WASHINGTON, DC-Carried interest–or rather, the way that carried interest is taxed–is back under Washington’s spotlight. President Obama told the nation on Sunday night, before the Super Bowl, that his focus will be on trimming government waste, reforming expensive healthcare programs—and closing lucrative loopholes. He singled out carried interest as one example.

That announcement was followed up on Monday by Rep. Sandy Levin (D-Mich.), who told Bloomberg Television that the tax preference was unfair. “They’re managing other people’s money, so why should they get a capital gains rate when people who also risk their time pay ordinary income tax if it reaps benefits,” Levin said, (via The Hill). “That’s the basic issue. It’s I think, as the president made clear, inescapable.”
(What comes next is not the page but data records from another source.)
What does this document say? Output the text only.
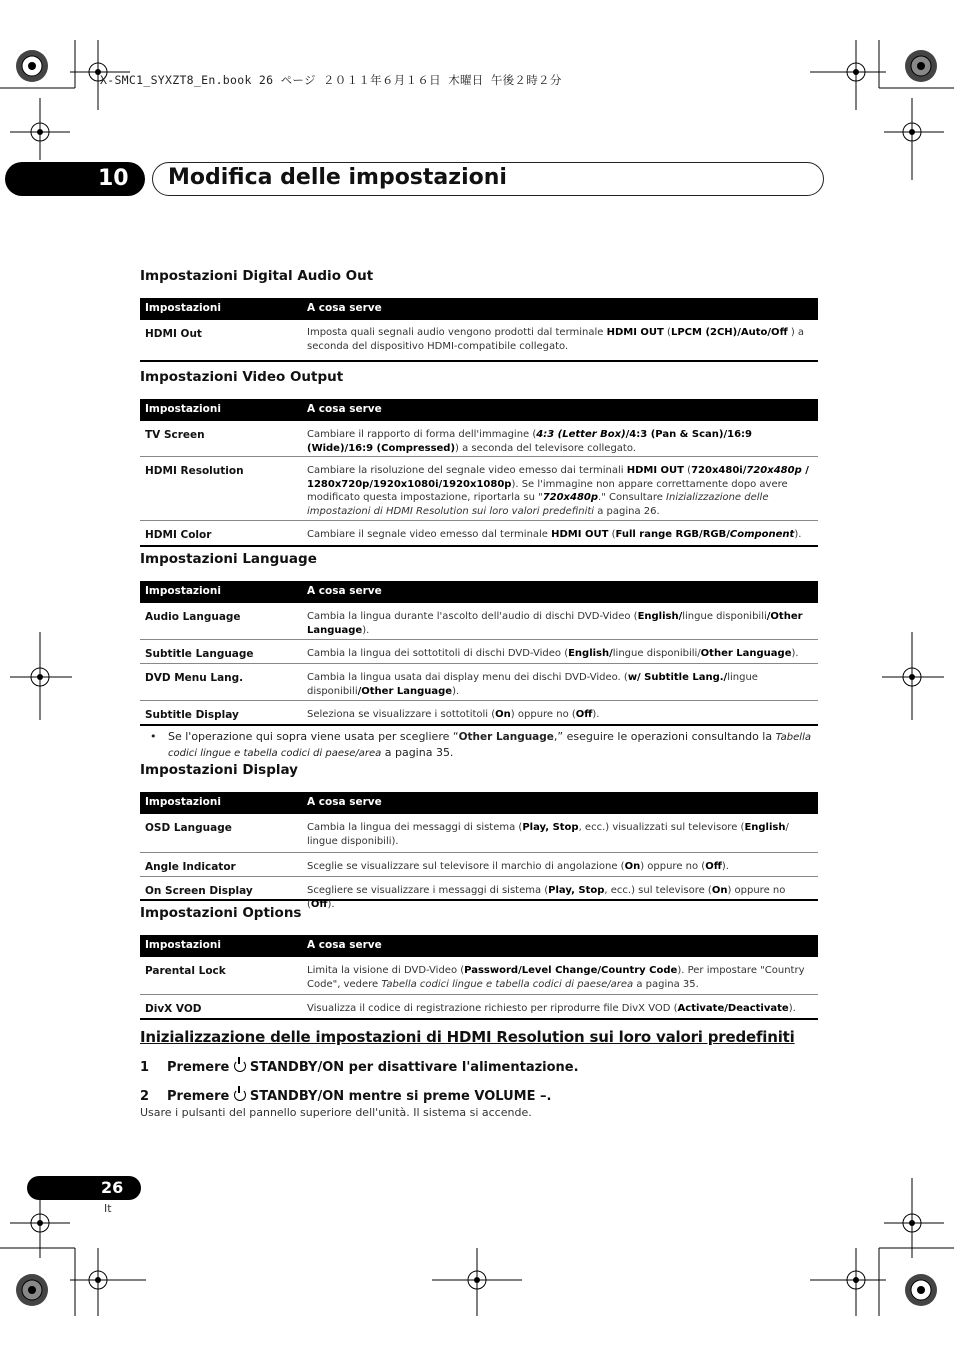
X-SMC1_SYXZT8_En.book 26 ページ ２０１１年６月１６日 木曜日 午後２時２分
10 Modifica delle impostazioni
Impostazioni Digital Audio Out
Impostazioni	A cosa serve
HDMI Out	Imposta quali segnali audio vengono prodotti dal terminale HDMI OUT (LPCM (2CH)/Auto/Off ) a seconda del dispositivo HDMI-compatibile collegato.
Impostazioni Video Output
Impostazioni	A cosa serve
TV Screen	Cambiare il rapporto di forma dell'immagine (4:3 (Letter Box)/4:3 (Pan & Scan)/16:9 (Wide)/16:9 (Compressed)) a seconda del televisore collegato.
HDMI Resolution	Cambiare la risoluzione del segnale video emesso dai terminali HDMI OUT (720x480i/720x480p / 1280x720p/1920x1080i/1920x1080p). Se l'immagine non appare correttamente dopo avere modificato questa impostazione, riportarla su "720x480p." Consultare Inizializzazione delle impostazioni di HDMI Resolution sui loro valori predefiniti a pagina 26.
HDMI Color	Cambiare il segnale video emesso dal terminale HDMI OUT (Full range RGB/RGB/Component).
Impostazioni Language
Impostazioni	A cosa serve
Audio Language	Cambia la lingua durante l'ascolto dell'audio di dischi DVD-Video (English/lingue disponibili/Other Language).
Subtitle Language	Cambia la lingua dei sottotitoli di dischi DVD-Video (English/lingue disponibili/Other Language).
DVD Menu Lang.	Cambia la lingua usata dai display menu dei dischi DVD-Video. (w/ Subtitle Lang./lingue disponibili/Other Language).
Subtitle Display	Seleziona se visualizzare i sottotitoli (On) oppure no (Off).
• Se l'operazione qui sopra viene usata per scegliere “Other Language,” eseguire le operazioni consultando la Tabella codici lingue e tabella codici di paese/area a pagina 35.
Impostazioni Display
Impostazioni	A cosa serve
OSD Language	Cambia la lingua dei messaggi di sistema (Play, Stop, ecc.) visualizzati sul televisore (English/ lingue disponibili).
Angle Indicator	Sceglie se visualizzare sul televisore il marchio di angolazione (On) oppure no (Off).
On Screen Display	Scegliere se visualizzare i messaggi di sistema (Play, Stop, ecc.) sul televisore (On) oppure no (Off).
Impostazioni Options
Impostazioni	A cosa serve
Parental Lock	Limita la visione di DVD-Video (Password/Level Change/Country Code). Per impostare "Country Code", vedere Tabella codici lingue e tabella codici di paese/area a pagina 35.
DivX VOD	Visualizza il codice di registrazione richiesto per riprodurre file DivX VOD (Activate/Deactivate).
Inizializzazione delle impostazioni di HDMI Resolution sui loro valori predefiniti
1 Premere STANDBY/ON per disattivare l'alimentazione.
2 Premere STANDBY/ON mentre si preme VOLUME –.
Usare i pulsanti del pannello superiore dell'unità. Il sistema si accende.
26
It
Carried interest has been on the chopping block before in Congress—changes to its tax characterization, though, have always been defeated. Certainly, this latest attempt to change carried interest will be a long slog. However, Capitol Hill observers have speculated it could be lost in the horse-trading to end the sequestration or the expected class over funding the government in March.

The private equity and real estate industries will, as they have in past attempts to change carried interest’s tax characterization, make their case for this tax break. Steve Judge, president and chief executive of Private Equity Growth Capital Council, pointed out to reporters the 58% increase in taxes paid on capital gains that was part of the fiscal cliff resolution.

The audience at a recent Real Estate Roundtable conference also made an excellent case.

Carried interest was on the agenda at the Roundtable’s 2013 State of the Industry Meeting held last Wednesday. One of the speakers, Sen. Charles Schumer (D-NY), a member of the tax-writing Senate Finance Committee, discussed the likelihood of renewed efforts to curtail tax deductions and to close tax “loopholes” — including the possibility of fixes to short-term budget challenges by permanently re-characterizing partnership carried interest as ordinary income.

Owner-developers in the Roundtable audience made their case for keeping carried interest as is by noting that it is an investment model that compensates the general partner in a real estate business venture for substantial risks taken during development and sale of the project. “Since many commercial real estate ventures are organized as S corporations, partnerships, limited liability companies (LLCs), or sole proprietorships, their income is subject to the tax rates faced by their individual owners — rates already increased under the New Year’s Day fiscal cliff agreement,” the Roundtable said in its description of the proceedings.